Richard Biener <[email protected]> writes:
> On Tue, Oct 15, 2024 at 5:30 AM liuhongt <[email protected]> wrote:
>>
>> For x86 masked fma, there're 2 rtl representations
>> 1) (vec_merge (fma op2 op1 op3) op1 mask)
>> 2) (vec_merge (fma op1 op2 op3) op1 mask).
>>
>> 5894(define_insn "<avx512>_fmadd_<mode>_mask<round_name>"
>> 5895 [(set (match_operand:VFH_AVX512VL 0 "register_operand" "=v,v")
>> 5896 (vec_merge:VFH_AVX512VL
>> 5897 (fma:VFH_AVX512VL
>> 5898 (match_operand:VFH_AVX512VL 1 "nonimmediate_operand" "0,0")
>> 5899 (match_operand:VFH_AVX512VL 2 "<round_nimm_predicate>"
>> "<round_constraint>,v")
>> 5900 (match_operand:VFH_AVX512VL 3 "<round_nimm_predicate>"
>> "v,<round_constraint>"))
>> 5901 (match_dup 1)
>> 5902 (match_operand:<avx512fmaskmode> 4 "register_operand"
>> "Yk,Yk")))]
>> 5903 "TARGET_AVX512F && <round_mode_condition>"
>> 5904 "@
>> 5905 vfmadd132<ssemodesuffix>\t{<round_op5>%2, %3, %0%{%4%}|%0%{%4%}, %3,
>> %2<round_op5>}
>> 5906 vfmadd213<ssemodesuffix>\t{<round_op5>%3, %2, %0%{%4%}|%0%{%4%}, %2,
>> %3<round_op5>}"
>> 5907 [(set_attr "type" "ssemuladd")
>> 5908 (set_attr "prefix" "evex")
>> 5909 (set_attr "mode" "<MODE>")])
>>
>> Here op1 has constraint "0", and the scecond op1 is (match_dup 1),
>> we once tried to replace it with (match_operand:M 5
>> "nonimmediate_operand" "0")) to enable more flexibility for pattern
>> match and recog, but it triggered an ICE in reload(reload can handle
>> at most one perand with "0" constraint).
>>
>> So we need either add 2 patterns in the backend or just do the
>> canonicalization in the middle-end.
>
> Nice spot to handle this. OK with the minor not below fixed
> and in case there are no further comments from CCed folks.
>
> I'll note there's (vec_select (vec_concat (....)) as alternate
> way to perform a (vec_merge ...) but I don't feel strongly
> for supporting that alternative without evidence it's used.

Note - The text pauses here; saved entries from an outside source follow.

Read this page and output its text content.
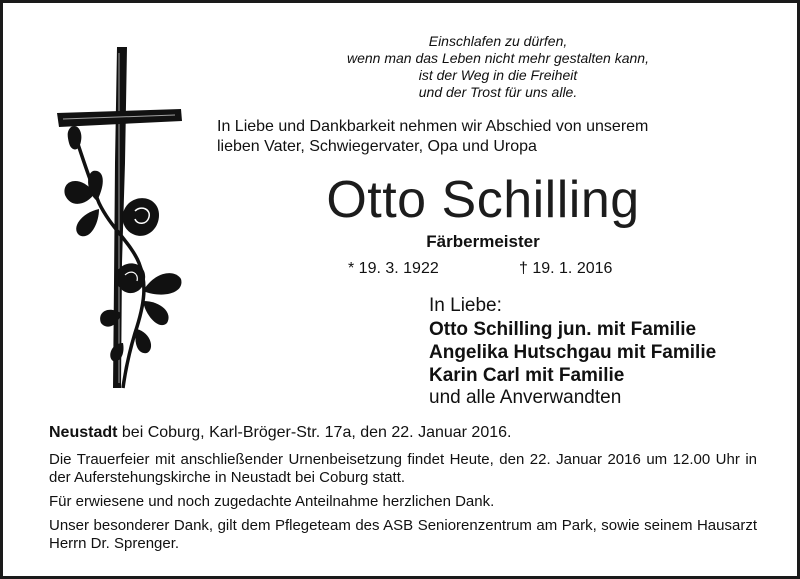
Einschlafen zu dürfen,
wenn man das Leben nicht mehr gestalten kann,
ist der Weg in die Freiheit
und der Trost für uns alle.
In Liebe und Dankbarkeit nehmen wir Abschied von unserem
lieben Vater, Schwiegervater, Opa und Uropa
Otto Schilling
Färbermeister
* 19. 3. 1922	† 19. 1. 2016
In Liebe:
Otto Schilling jun. mit Familie
Angelika Hutschgau mit Familie
Karin Carl mit Familie
und alle Anverwandten
Neustadt bei Coburg, Karl-Bröger-Str. 17a, den 22. Januar 2016.

Die Trauerfeier mit anschließender Urnenbeisetzung findet Heute, den 22. Januar 2016 um 12.00 Uhr in der Auferstehungskirche in Neustadt bei Coburg statt.

Für erwiesene und noch zugedachte Anteilnahme herzlichen Dank.

Unser besonderer Dank, gilt dem Pflegeteam des ASB Seniorenzentrum am Park, sowie seinem Hausarzt Herrn Dr. Sprenger.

> aarch64 seems to use an UNSPEC for masking but it
> seems to have at least two patterns to merge with
> either the first or the third input but failing to handle the
> other (second) operand of a multiplication (*cond_fma<mode>_2 and _4);
> as both are "register_operand" I don't see how canonicalization
> works there?
We try to handle that in the expander instead:
/* Swap the multiplication operands if the fallback value is the
second of the two. */
if (rtx_equal_p (operands[3], operands[5]))
std::swap (operands[2], operands[3]);
I suppose that doesn't help if the equivalence is only discovered
by later RTL optimisations. Hopefully that should be rare though.
> Of course we can't do anything for UNSPECs.
Yeah. If we were going to represent the SVE operations in generic RTL,
then I think the natural choice would be if_then_else. vec_merge wouldn't
really work, since the predicates are vector-like rather than integers,
and since the operands can be variable length.
But there were two reasons for not doing that:
(1) It doesn't accurately describe the behaviour of FP operations.
E.g. an if_then_else or vec_merge of an fma does a full-vector fma
and then discards some of the results. Taken at face value, that
should raise the same exceptions as a plain fma. The SVE instructions
instead only raise exceptions for active lanes.
(2) For SVE, the predicate is often mandatory. I was worried that if we
exposed it as generic RTL, simplify-rtx might apply some tricks that
get rid of the condition/predicate, and so get trapped in dead-end
recog attempts that made less progress than the UNSPEC versions.
Thanks,
Richard